Now there’s a headline I never thought that I’d write, but, here, writing in the Financial Times, is Steven Kinnock, son of Neil (the former Labour leader), and himself Labour MP for Aberavon.

It’s possible to disagree with some of what Kinnock has to say on the relationship between the Article 50 procedure (based on Article 50 of the Lisbon Treaty) establishing the terms of the U.K.’s divorce from the EU and the treaty’s Article 218 (which, roughly speaking, determines what comes next), but he’s quite right to argue that “the government must urgently focus its attention on building a bridge between the withdrawal (Article 50) and final-state (Article 218) stages of Brexit. Failure to do so would see the UK crashing out in just over 18 months time.”

The latter would, whatever some might claim, be disastrous.

So what do?

Kinnock:

The simplest option is for Britain to transition into the European Economic Area (EEA) — a free-trade bloc between the EU, Norway, Iceland and Liechtenstein that provides unfettered access to the single market. It is a well-established and well-understood arrangement that offers the clarity and stability that the British economy needs in these turbulent times.

Yes, our old friend, the Norway option.

But what about immigration?

Kinnock (my emphasis added):

 Crucially, the EEA allows its members to reform freedom of movement. If the UK were to leave the EU and join the EEA in March 2019 then the government could, if it wishes, invoke Article 112(1) of the EEA agreement, which allows for the unilateral establishment of a quota-based immigration system structured around regional and sectoral criteria.

But what about the European Court of Justice (ECJ), a bogeyman to Brexit ultras, for reasons that largely escape me: Once the U.K. is out of the EU and the machinery of ‘ever closer union,’ the ECJ’s federalist bias ceases to be of much concern. Any trade agreement needs an arbitrator.

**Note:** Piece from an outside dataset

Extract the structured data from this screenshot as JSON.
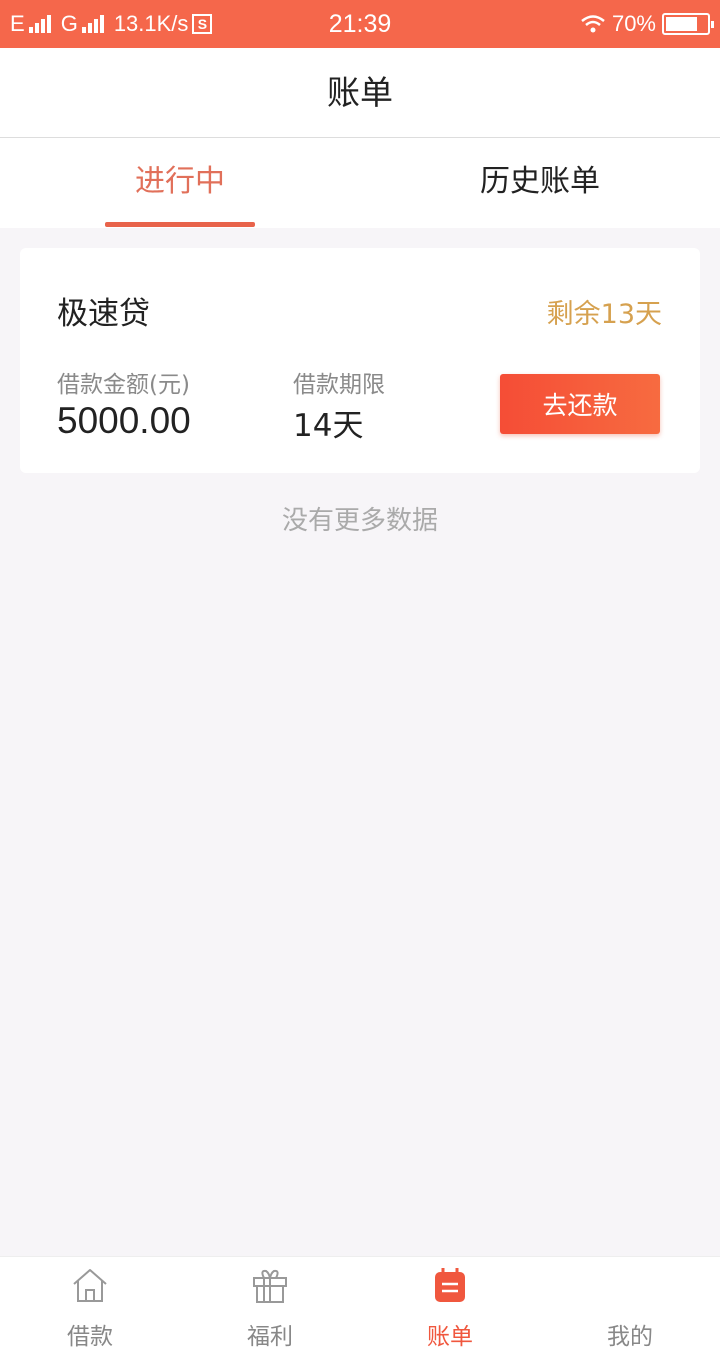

What’s more, as Kinnock points out:

The EEA is also not subject to the European Court of Justice, instead it adheres to rulings of the EEA Joint Committee and the EFTA Surveillance Authority and Court, which regulate the internal market and have a more flexible approach to national interpretations of the rules for the single market than the ECJ.

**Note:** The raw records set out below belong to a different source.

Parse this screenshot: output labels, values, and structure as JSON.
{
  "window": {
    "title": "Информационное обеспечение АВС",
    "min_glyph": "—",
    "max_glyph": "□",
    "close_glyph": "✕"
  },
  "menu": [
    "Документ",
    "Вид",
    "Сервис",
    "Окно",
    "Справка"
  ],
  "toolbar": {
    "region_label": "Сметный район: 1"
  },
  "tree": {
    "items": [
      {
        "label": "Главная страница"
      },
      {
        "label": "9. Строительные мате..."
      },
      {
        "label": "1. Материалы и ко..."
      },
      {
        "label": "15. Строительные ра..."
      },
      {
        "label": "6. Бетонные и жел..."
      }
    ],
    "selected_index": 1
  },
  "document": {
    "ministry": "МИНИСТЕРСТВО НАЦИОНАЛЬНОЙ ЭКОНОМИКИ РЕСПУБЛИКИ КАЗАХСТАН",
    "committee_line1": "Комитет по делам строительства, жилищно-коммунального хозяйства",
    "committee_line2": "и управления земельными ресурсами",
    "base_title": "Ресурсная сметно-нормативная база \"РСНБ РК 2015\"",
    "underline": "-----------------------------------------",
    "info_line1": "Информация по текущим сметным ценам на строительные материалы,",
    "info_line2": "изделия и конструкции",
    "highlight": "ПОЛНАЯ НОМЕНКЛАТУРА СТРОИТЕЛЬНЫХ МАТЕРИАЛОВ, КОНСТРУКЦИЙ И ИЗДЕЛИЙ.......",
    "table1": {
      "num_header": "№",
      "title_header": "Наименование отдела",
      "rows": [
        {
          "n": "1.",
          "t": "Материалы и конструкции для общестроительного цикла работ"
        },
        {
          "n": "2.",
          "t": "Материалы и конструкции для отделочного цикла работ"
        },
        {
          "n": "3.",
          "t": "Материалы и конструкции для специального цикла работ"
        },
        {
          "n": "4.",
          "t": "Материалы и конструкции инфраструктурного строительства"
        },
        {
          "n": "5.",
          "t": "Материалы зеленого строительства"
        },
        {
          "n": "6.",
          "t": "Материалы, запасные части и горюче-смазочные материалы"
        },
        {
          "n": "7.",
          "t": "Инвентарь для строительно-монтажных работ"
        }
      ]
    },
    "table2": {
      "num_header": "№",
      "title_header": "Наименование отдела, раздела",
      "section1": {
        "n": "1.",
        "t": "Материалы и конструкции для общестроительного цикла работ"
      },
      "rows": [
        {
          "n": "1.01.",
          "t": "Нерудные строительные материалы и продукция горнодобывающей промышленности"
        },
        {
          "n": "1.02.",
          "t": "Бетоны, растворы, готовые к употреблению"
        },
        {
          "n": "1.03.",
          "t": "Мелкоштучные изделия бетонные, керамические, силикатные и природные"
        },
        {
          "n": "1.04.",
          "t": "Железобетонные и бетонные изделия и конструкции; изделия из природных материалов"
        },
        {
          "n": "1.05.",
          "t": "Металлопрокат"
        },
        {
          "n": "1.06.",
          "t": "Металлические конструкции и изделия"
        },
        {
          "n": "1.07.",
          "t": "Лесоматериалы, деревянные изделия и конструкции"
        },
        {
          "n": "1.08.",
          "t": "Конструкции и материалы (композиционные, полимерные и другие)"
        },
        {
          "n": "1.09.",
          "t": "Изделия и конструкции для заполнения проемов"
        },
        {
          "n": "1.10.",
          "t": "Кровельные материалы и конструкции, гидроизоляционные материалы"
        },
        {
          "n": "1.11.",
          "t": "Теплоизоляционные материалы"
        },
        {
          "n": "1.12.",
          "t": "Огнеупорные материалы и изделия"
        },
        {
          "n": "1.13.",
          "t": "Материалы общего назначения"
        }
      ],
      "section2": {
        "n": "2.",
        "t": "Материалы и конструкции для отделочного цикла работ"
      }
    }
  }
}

That’s true, although it implies a more independent relationship between the EFTA court and the ECJ than is really the case.

There’s even more to be said for the EEA (or Norway) option: I touch on some of it here.

Meanwhile Kinnock argues that the EEA option should be temporary:

An end date for any transition deal is vital, meaning that the UK should not be seeking membership of the EEA for more than the time that it will take to negotiate and ratify the trade and partnership phase of Brexit. EEA membership must be seen as a well-established and relatively comfortable waiting room in which we can sit for as long as it takes [for] the government and its counterparts to negotiate a long-term deal.

So far as I am concerned (other Norway optioneers will disagree), the U.K. could do well to remain in that waiting room for a very long time and maybe even forever — or at least until ‘events’ intervene, which they will.